I was in a room off the entry hall now, with another girl, Binny. She was happy I was there, and showed me the bathroom and helped me put my clothes in the drawers, while she bounced on the bed and talked about her boyfriend. She said, as though it was a matter of course, that she had just been in overnigh
t for a drug overdose. She acted like this was a normal place to be. This made me feel like maybe it was. Maybe I could get some rest.
But no. An orderly came in and told me to put on the Air Force pajamas and robe that were lying on the bed, and then “Come out to group.” I felt so tired I could hardly move. I lay down on the bed.
But the man came back and said, “Come on, out you come. Dr. Cohen’s orders.” We entered the big room at the end of the hall. A bunch of people in Air Force pajamas and robes like mine were slumped around on the folding chairs—pulled into an approximate circle. Everyone in the room except for Binny and a tall, worn-looking woman, was a close-shorn man. The orderly pointed me to one of the chairs. I thought, Why am I here, surrounded by GIs, the thing I hate most about America?
Pretty soon the doctors came in and sat on other chairs in the circle for “Check in.” One of the doctors was Dr. Thompkins. Dr. Cohen was the second, and the third was a burly man with warm, brown eyes. He introduced himself, extending his hand. “Hi, I’m Dirk. I’m the psych tech.”

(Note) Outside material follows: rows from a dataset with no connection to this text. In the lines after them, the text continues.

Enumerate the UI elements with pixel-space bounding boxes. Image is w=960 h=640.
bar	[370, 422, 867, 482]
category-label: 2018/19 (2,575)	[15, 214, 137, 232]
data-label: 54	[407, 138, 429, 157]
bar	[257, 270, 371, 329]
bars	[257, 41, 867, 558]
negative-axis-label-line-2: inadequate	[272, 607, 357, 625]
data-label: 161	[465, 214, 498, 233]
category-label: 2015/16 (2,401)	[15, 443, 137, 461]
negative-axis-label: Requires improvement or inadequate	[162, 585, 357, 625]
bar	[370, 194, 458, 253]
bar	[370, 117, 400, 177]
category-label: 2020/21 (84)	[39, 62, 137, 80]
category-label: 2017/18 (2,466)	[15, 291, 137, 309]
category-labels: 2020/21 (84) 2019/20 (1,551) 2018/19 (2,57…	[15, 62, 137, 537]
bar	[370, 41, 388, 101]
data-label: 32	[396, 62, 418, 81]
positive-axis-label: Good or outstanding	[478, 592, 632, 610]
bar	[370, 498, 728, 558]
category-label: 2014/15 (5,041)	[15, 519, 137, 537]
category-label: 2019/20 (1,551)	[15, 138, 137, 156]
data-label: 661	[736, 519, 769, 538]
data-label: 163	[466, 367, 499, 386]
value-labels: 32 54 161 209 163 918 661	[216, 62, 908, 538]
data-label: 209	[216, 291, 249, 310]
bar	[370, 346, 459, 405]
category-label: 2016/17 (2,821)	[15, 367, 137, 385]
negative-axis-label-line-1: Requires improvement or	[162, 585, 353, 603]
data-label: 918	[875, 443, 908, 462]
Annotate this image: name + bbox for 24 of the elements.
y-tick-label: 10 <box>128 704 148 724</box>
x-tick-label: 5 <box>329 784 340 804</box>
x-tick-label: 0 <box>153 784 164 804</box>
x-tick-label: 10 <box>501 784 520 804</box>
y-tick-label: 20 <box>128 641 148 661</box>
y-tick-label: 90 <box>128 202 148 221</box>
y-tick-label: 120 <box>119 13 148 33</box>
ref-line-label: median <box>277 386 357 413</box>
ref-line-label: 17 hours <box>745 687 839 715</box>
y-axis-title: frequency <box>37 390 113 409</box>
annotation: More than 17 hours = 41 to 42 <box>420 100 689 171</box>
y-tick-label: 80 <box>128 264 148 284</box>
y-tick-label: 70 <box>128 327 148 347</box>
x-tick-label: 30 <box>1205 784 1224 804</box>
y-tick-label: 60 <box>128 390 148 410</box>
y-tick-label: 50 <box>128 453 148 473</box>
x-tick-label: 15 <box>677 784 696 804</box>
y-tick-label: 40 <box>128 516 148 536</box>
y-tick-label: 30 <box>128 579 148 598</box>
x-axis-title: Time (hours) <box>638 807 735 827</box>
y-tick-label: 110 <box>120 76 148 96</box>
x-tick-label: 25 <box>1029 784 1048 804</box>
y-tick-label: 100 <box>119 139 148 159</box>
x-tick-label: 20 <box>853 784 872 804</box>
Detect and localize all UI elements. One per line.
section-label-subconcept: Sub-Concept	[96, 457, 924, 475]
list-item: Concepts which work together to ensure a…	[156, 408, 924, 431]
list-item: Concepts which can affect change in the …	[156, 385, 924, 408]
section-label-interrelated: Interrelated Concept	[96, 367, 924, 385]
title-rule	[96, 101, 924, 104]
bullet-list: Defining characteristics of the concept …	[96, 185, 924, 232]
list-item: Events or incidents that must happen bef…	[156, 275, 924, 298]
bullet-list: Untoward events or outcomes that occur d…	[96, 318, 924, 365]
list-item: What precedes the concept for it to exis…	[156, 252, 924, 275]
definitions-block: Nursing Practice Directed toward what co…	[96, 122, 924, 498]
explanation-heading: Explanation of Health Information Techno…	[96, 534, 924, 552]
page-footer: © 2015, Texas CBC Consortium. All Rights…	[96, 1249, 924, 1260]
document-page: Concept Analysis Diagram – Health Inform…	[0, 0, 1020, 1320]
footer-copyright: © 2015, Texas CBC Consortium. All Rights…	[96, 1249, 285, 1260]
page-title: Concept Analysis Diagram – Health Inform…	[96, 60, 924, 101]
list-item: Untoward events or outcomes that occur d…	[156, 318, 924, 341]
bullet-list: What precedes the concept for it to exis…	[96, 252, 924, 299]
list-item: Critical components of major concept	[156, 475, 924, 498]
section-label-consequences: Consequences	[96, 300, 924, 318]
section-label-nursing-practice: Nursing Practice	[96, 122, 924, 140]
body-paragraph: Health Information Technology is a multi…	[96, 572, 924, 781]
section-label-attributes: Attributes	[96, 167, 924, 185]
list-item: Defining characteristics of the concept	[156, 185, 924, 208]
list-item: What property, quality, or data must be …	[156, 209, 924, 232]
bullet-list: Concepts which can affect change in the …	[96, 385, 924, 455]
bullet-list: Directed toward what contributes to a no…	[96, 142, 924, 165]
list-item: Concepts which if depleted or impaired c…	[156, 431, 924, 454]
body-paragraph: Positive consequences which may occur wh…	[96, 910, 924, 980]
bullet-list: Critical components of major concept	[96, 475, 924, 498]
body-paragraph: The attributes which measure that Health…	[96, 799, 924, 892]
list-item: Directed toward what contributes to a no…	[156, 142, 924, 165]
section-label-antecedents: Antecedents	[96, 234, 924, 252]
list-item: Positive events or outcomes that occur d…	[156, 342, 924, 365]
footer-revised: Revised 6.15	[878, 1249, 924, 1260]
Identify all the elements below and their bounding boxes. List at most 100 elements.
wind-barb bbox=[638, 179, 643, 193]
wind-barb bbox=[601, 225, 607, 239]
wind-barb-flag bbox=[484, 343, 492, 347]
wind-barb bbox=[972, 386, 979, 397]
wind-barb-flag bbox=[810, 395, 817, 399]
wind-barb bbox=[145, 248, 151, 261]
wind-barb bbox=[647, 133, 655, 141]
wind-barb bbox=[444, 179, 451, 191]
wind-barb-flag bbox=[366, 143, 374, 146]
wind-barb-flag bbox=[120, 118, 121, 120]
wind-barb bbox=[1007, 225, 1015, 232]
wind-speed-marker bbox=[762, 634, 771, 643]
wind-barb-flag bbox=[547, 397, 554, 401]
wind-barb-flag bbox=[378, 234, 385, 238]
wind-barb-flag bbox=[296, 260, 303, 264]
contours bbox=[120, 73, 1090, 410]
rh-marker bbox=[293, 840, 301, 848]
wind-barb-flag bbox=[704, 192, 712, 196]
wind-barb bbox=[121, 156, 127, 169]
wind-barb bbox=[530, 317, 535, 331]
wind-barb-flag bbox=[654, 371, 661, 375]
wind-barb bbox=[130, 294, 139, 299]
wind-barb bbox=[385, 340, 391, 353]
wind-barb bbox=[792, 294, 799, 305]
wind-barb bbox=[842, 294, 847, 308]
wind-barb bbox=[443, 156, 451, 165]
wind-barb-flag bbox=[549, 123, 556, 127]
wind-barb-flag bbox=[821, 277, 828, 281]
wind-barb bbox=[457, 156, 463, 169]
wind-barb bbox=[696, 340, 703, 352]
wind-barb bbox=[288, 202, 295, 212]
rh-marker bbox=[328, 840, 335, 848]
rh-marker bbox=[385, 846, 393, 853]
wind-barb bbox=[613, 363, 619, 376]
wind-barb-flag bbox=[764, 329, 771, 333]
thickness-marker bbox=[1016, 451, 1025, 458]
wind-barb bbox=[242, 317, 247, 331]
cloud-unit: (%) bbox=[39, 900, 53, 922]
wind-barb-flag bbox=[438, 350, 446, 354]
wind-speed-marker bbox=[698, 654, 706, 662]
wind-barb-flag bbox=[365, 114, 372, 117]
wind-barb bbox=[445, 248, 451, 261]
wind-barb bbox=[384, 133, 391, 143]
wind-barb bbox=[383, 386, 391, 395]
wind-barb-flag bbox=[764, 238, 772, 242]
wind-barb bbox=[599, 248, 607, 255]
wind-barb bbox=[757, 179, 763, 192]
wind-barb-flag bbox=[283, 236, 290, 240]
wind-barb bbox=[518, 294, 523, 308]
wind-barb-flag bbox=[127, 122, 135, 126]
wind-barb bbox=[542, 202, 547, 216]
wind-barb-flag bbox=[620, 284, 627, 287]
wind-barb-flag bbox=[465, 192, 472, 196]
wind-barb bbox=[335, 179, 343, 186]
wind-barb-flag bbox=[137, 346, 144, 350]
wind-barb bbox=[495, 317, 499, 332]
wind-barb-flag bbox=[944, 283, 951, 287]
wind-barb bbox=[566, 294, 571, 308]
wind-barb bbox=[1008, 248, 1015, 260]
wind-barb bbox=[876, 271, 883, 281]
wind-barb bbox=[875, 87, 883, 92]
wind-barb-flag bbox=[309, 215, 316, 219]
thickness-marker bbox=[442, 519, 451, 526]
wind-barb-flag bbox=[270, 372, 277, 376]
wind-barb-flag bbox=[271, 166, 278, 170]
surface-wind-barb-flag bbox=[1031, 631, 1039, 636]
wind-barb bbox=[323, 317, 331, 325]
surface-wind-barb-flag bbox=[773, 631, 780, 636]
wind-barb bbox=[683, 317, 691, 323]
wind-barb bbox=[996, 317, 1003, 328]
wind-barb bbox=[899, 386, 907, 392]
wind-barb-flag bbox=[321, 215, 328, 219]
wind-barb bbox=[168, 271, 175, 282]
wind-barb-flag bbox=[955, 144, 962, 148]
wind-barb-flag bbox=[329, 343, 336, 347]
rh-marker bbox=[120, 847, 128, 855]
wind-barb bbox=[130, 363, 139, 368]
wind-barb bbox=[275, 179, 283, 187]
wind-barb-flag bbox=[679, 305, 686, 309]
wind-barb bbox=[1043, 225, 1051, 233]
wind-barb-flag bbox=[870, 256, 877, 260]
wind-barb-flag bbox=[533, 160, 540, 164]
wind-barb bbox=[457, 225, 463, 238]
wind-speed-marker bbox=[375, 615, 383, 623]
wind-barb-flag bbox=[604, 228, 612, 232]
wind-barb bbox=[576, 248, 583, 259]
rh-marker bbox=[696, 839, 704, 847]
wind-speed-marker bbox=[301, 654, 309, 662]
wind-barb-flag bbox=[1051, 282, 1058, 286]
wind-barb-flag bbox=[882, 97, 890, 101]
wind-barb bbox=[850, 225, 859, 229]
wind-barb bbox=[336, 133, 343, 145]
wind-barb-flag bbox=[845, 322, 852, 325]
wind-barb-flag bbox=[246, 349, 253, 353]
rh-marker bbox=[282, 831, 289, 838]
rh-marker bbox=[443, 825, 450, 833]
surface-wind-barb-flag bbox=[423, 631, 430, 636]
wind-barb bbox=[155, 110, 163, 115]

Dr. Cohen began the group. “So how’s it going for you today, Chet?”
“Pretty bad, Doc, I’ve still got the jitters.”
“Let’s talk after group,” he said. “And you, Blair?” he said to the next man in the circle.
“I’m working at controlling my temper—talking about my feelings instead of hitting out, like you said.”
“Great.” They talked a little.
“And Steve?” Dr. Thompkins said.
“When do I get shipped out? I want out of here NOW!’
“We’re working on it as fast as we can.”
I felt fogged up, bewildered. What am I doing here?
In the fog, an older man with dark brows and eyes like a basset hound’s said to Dr. Cohen, “I’m still fighting the daymares.”